Fingerprinting Rotons in a Dipolar Condensate: Super-Poissonian Peak in the Atom-Number Fluctuations

TL;DR

This paper shows that atom-number fluctuation measurements in a dipolar condensate can detect roton excitations, revealing a super-Poissonian peak linked to roton wavelength, with temperature enhancing the effect.

Contribution

It introduces a method to identify roton excitations via atom-number fluctuations and develops a simple local density theory validated against numerical solutions.

Findings

Super-Poissonian peak in fluctuations indicates roton presence.

Fluctuation magnitude increases with temperature.

Fluctuations within a washer-shaped cell isolate individual roton modes.

Abstract

We demonstrate that measurements of atom-number fluctuations in a trapped dipolar condensate can reveal the presence of the elusive roton excitation.
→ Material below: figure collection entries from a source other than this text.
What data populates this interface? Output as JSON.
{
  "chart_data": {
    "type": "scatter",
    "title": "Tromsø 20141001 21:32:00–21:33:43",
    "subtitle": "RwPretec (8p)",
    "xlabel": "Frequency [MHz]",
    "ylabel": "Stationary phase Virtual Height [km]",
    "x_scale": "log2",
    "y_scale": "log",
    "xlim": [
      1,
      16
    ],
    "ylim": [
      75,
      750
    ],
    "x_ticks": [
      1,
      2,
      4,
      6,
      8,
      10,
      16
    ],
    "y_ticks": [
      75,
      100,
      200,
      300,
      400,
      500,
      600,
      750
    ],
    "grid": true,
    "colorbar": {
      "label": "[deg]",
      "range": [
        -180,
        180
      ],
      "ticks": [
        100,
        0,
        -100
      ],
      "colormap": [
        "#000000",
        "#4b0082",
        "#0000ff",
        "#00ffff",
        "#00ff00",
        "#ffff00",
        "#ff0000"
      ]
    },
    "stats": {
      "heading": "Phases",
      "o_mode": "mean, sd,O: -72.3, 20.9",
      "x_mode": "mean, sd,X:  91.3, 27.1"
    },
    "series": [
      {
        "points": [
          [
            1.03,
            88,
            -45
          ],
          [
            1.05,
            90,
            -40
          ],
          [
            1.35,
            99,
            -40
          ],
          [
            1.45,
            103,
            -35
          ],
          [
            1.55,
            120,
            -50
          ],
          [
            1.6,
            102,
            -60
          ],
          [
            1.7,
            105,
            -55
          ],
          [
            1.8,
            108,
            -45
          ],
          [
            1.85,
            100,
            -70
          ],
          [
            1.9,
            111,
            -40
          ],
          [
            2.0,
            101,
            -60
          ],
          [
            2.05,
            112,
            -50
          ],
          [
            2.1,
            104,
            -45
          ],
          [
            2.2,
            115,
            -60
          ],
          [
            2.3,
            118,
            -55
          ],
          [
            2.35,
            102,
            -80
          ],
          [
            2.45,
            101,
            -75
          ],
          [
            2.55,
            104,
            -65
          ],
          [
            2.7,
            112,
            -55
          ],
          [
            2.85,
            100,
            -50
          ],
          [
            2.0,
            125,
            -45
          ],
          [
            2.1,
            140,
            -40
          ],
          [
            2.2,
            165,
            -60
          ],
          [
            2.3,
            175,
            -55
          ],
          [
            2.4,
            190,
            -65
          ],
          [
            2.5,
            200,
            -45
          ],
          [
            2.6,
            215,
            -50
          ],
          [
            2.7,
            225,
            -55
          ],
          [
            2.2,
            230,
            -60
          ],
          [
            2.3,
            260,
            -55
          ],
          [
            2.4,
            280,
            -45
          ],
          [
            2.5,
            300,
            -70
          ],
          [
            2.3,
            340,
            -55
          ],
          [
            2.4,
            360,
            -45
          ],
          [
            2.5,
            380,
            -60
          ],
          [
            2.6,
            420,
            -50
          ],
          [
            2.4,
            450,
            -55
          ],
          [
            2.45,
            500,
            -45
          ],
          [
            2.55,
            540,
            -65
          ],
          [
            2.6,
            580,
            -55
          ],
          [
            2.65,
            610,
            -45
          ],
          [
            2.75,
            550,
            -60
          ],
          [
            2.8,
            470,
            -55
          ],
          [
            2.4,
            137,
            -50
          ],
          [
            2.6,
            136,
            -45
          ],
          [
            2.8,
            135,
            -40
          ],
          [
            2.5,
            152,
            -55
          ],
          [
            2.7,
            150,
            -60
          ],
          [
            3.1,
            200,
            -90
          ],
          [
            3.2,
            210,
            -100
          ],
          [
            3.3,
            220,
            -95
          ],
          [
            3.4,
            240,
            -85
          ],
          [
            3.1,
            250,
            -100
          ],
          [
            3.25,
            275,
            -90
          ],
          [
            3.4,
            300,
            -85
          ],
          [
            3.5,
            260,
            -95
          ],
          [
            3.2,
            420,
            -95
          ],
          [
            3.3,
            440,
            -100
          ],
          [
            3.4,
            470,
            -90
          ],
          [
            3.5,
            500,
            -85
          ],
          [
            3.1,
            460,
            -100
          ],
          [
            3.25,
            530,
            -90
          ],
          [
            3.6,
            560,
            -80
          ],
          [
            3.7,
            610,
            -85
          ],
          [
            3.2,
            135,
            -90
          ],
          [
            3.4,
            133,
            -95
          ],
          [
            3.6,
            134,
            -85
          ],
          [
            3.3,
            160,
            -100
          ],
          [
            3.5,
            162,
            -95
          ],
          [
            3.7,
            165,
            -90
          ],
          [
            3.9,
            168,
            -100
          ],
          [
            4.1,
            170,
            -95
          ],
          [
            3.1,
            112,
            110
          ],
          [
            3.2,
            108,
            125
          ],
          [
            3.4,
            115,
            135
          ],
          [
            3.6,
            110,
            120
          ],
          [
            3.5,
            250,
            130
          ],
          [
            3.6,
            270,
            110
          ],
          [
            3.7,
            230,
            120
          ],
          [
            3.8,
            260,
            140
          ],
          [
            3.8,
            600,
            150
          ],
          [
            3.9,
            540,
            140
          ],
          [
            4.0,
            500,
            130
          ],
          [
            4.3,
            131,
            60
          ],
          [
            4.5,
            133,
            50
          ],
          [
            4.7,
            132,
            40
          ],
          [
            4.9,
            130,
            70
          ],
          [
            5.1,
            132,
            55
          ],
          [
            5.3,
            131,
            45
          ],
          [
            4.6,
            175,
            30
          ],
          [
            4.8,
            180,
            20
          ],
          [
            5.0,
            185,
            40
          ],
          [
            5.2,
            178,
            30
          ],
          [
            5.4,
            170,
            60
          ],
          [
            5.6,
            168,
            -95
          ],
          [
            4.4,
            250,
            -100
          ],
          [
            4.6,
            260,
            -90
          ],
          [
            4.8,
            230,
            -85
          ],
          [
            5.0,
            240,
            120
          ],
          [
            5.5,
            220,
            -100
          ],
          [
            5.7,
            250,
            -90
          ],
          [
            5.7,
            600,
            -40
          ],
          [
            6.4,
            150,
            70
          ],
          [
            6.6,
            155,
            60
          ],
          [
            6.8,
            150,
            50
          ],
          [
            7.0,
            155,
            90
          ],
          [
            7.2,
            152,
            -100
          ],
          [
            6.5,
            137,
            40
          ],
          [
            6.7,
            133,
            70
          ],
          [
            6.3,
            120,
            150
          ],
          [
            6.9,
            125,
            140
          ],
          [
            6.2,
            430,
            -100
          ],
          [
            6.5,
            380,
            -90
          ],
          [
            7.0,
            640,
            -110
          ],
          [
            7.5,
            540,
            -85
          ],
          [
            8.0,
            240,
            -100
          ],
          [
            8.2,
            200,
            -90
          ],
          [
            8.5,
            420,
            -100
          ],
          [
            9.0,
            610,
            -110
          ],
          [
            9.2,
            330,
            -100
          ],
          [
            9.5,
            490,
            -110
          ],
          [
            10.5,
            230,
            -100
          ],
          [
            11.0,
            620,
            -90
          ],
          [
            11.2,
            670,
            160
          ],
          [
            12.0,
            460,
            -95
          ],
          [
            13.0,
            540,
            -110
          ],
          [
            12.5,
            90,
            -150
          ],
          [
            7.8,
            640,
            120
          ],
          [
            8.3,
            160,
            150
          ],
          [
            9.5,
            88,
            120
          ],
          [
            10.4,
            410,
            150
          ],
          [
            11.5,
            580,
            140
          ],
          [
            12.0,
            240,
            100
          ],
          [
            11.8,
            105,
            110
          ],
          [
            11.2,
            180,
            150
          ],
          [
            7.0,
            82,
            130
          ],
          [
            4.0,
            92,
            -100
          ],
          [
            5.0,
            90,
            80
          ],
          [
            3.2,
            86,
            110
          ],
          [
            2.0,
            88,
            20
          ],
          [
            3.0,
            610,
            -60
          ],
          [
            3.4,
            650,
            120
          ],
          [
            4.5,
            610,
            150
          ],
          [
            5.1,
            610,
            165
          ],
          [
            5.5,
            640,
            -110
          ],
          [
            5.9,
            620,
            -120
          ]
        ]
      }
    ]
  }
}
The key signature is a super-Poissonian peak in the fluctuations as the size of the measurement cell is varied, with the maximum occurring when the size is comparable to the roton wavelength. The magnitude of this roton feature is enhanced with temperature. The variation in fluctuations across the condensate demonstrates that the roton excitations are effectively confined to propagate in the densest central region, realizing a density trapped roton gas. While our main results are based on full numerical solutions of the meanfield equations, we also develop and validate a simple local density theory. Finally, we consider fluctuations measured within a washer-shaped cell which filters out the contribution of modes with nonzero angular momentum and provides a signal sensitive to individual roton modes.